Why Evercore upgraded United Airlines stock
Pfennigwerth cited United Airlines stock’s lower valuation multiples compared to its competitors as the main reason behind the rating upgrade. The analyst wrote to clients that the carrier trades at a “significant valuation” discount, according to an article by TheStreet.
Currently, United Airlines stock trades at a one-year forward PE ratio of 7.5x, which is lower than the sector average of 8.4x. Southwest Airlines (LUV), Delta Air Lines (DAL), JetBlue Airways (JBLU), and Alaska Airlines (ALK) have forward PE ratios of 12.4x, 8.4x, 9.8x, and 10.8x, respectively.
Pfennigwerth is also optimistic about United Airlines’ earnings growth potential. The airline has the ability to grow despite ongoing challenges related to the Boeing 737 MAX crisis. Boeing’s 737 MAX aircraft have faced a global flying ban since mid-March following two deadly crashes within five months.
United Airlines owns 14 Boeing MAX planes. However, the company has managed to fill most of the vacant MAX fleets with its older planes. Earlier, United Airlines said that the grounded MAX jets wouldn’t have a material impact on its financials.
Despite the grounded MAX planes, the company has managed to increase its seating capacity by 1.9% in the third quarter. In contrast, American Airlines registered a marginal 0.1% increase, while Southwest reported a 2.9% decline in its seating capacity. United Airlines has registered a higher expansion in its margin than its peers. United, American, and Southwest’s pre-tax margin expanded by 250 basis points, 80 basis points, and 40 basis points, respectively, in the third quarter.
Analysts turn bullish
Analysts are confident in United Airlines stock due to consistently strong quarterly results and its ability to expand margins in a challenging environment. Following the third-quarter results on October 15, several analysts either upgraded their ratings or raised their target prices.
On November 13, Myles Walton of UBS initiated coverage on the stock with bullish recommendations. He was impressed with the airline’s cost structure. He thought that the cost structure would help the airline expand its margins despite challenges ahead.
On November 1, Citigroup analyst Stephen Trent also initiated coverage on United Airlines with a “buy” rating.
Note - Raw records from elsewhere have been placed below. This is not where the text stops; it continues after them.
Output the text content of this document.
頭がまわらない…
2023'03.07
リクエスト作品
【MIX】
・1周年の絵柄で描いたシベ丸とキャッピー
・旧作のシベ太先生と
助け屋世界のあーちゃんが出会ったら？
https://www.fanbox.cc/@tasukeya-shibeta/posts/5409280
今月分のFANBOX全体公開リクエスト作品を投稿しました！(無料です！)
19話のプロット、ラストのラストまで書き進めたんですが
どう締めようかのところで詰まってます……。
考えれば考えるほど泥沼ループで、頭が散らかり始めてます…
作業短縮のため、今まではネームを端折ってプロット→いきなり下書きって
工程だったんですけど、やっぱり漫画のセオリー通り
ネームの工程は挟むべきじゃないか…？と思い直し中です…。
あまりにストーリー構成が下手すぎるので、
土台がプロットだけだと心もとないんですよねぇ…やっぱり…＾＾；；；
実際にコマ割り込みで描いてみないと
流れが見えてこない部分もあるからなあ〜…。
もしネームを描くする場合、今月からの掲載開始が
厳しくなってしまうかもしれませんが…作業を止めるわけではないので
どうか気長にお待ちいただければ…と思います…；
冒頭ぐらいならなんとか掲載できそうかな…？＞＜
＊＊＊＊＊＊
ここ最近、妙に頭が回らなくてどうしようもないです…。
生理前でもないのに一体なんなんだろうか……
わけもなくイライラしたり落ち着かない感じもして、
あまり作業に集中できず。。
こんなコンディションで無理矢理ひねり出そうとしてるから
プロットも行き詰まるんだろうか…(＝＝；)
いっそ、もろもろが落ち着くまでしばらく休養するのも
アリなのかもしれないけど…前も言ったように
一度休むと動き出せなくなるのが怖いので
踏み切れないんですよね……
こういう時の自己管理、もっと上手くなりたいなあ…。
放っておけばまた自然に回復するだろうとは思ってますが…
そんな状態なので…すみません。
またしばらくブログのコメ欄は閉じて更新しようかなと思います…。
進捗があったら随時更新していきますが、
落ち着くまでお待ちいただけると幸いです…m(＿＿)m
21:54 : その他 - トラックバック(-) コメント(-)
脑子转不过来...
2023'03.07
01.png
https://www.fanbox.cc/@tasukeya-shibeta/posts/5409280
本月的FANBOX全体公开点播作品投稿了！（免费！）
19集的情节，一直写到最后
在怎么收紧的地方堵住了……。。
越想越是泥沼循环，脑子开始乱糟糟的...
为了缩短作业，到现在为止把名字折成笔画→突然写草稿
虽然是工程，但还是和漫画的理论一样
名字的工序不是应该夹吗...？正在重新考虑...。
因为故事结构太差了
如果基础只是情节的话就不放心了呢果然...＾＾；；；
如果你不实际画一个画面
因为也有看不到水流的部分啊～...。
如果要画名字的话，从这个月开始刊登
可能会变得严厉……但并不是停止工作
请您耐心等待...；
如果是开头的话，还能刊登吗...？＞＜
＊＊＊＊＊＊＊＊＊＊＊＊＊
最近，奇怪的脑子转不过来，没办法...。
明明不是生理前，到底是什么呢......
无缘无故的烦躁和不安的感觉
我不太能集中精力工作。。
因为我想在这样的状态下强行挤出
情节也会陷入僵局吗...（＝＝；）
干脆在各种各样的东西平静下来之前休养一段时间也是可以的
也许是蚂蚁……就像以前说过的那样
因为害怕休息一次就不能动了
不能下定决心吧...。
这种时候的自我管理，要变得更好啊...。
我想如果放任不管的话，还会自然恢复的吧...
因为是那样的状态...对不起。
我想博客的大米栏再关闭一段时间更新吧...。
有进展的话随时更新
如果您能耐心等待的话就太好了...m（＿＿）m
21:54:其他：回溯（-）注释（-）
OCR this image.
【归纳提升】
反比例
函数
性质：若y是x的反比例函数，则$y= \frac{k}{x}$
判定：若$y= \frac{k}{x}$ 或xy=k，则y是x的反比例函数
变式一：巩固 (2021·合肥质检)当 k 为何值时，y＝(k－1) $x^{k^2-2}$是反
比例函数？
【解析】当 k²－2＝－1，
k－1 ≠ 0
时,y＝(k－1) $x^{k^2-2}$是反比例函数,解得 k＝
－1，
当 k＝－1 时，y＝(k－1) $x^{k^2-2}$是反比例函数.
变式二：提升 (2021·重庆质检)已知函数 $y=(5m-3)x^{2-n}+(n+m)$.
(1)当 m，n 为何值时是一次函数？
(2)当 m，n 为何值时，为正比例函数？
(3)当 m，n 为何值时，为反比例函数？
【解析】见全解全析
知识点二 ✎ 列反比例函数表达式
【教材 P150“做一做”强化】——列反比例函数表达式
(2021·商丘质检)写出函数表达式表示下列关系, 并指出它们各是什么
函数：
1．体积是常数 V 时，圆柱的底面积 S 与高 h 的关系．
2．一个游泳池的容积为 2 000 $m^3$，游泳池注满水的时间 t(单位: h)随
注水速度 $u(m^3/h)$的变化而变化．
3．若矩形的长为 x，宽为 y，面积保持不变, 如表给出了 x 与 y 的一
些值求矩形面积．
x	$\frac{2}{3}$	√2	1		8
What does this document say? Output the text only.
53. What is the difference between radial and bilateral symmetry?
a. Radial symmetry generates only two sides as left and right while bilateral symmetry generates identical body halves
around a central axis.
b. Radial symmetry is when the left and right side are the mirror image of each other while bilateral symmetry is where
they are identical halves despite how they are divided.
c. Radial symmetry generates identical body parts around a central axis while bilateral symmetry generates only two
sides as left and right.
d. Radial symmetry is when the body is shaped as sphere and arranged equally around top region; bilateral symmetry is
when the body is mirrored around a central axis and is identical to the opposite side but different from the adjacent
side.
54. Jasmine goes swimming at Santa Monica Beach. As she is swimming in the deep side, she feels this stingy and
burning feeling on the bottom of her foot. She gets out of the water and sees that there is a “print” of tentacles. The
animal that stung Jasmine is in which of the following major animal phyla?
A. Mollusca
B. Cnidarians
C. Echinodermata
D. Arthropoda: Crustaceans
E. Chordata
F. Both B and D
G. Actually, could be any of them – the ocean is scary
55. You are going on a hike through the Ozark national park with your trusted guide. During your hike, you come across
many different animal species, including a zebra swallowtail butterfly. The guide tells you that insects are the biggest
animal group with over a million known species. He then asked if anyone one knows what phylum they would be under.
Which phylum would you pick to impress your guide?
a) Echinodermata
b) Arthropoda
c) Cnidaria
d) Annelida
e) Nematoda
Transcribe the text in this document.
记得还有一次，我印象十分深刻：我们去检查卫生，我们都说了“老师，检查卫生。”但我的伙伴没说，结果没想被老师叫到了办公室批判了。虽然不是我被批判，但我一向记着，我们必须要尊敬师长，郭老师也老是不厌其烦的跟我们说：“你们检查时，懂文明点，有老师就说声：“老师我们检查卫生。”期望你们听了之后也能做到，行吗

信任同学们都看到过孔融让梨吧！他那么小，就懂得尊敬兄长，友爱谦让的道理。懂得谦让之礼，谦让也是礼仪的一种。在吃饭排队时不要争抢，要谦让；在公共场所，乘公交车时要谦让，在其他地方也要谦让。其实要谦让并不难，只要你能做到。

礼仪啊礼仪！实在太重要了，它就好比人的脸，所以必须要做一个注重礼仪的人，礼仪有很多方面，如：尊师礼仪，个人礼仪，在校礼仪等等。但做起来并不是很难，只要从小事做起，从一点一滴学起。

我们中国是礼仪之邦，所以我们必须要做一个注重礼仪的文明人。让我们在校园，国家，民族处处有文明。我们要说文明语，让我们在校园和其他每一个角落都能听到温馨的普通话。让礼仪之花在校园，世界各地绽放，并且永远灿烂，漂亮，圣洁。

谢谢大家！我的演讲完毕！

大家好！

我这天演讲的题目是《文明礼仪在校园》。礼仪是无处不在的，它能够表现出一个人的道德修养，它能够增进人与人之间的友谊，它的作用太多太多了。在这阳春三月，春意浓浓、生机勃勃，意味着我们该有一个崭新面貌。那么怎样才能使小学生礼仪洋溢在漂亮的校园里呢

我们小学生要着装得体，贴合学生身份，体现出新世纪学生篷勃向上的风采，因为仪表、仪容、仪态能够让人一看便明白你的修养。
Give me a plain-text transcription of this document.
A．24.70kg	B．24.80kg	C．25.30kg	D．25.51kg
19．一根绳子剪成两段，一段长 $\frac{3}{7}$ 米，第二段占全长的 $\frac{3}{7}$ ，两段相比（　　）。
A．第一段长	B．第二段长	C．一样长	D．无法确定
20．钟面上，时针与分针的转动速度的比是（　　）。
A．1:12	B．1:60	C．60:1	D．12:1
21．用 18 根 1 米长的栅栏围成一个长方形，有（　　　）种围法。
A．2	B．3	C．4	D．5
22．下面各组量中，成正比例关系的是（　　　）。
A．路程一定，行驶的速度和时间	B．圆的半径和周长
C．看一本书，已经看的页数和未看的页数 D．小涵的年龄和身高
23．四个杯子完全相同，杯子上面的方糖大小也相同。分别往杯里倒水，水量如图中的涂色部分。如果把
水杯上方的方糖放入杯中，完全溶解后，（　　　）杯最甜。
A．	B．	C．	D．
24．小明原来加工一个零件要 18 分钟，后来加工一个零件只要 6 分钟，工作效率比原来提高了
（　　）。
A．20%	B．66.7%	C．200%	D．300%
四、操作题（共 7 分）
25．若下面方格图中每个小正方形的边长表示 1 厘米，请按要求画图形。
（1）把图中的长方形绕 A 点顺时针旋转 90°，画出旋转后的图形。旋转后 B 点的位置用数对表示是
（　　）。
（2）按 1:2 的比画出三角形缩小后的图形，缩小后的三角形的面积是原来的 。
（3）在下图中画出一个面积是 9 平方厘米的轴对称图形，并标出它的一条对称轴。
He was impressed with the company’s strategy of expanding through partnerships and alliances. Trent thinks that the approach will continue to help United Airlines boost its profits and minimize investment costs.
Analysts’ stance has changed on United Airlines stock in the last 12 months. At the beginning of 2019, approximately 53% of the analysts had a bullish recommendation on the stock. The proportion has increased to 75% at the beginning of 2020. The average target price has also increased by 6% to $111.35.
United Airlines stock’s performance in 2019
United Airlines stock underperformed the broader market last year. The stock gained 5% in 2019, while the Dow Jones and the S&P 500 indexes rose 22% and 29%, respectively. The stock also underperformed the iShares Transportation Average ETF, which rose 18.5% last year. Meanwhile, the stock lagged its peers in terms of growth. Southwest, Delta, Alaska Air, and JetBlue Airways stocks returned 16%, 17%, 11.4%, and 13.1%, respectively.
United Airlines stock was mainly battered by the US-China trade war and global growth concerns. Investors are also skeptical about the company’s growth prospects due to its exposure to Boeing 737 MAX aircraft.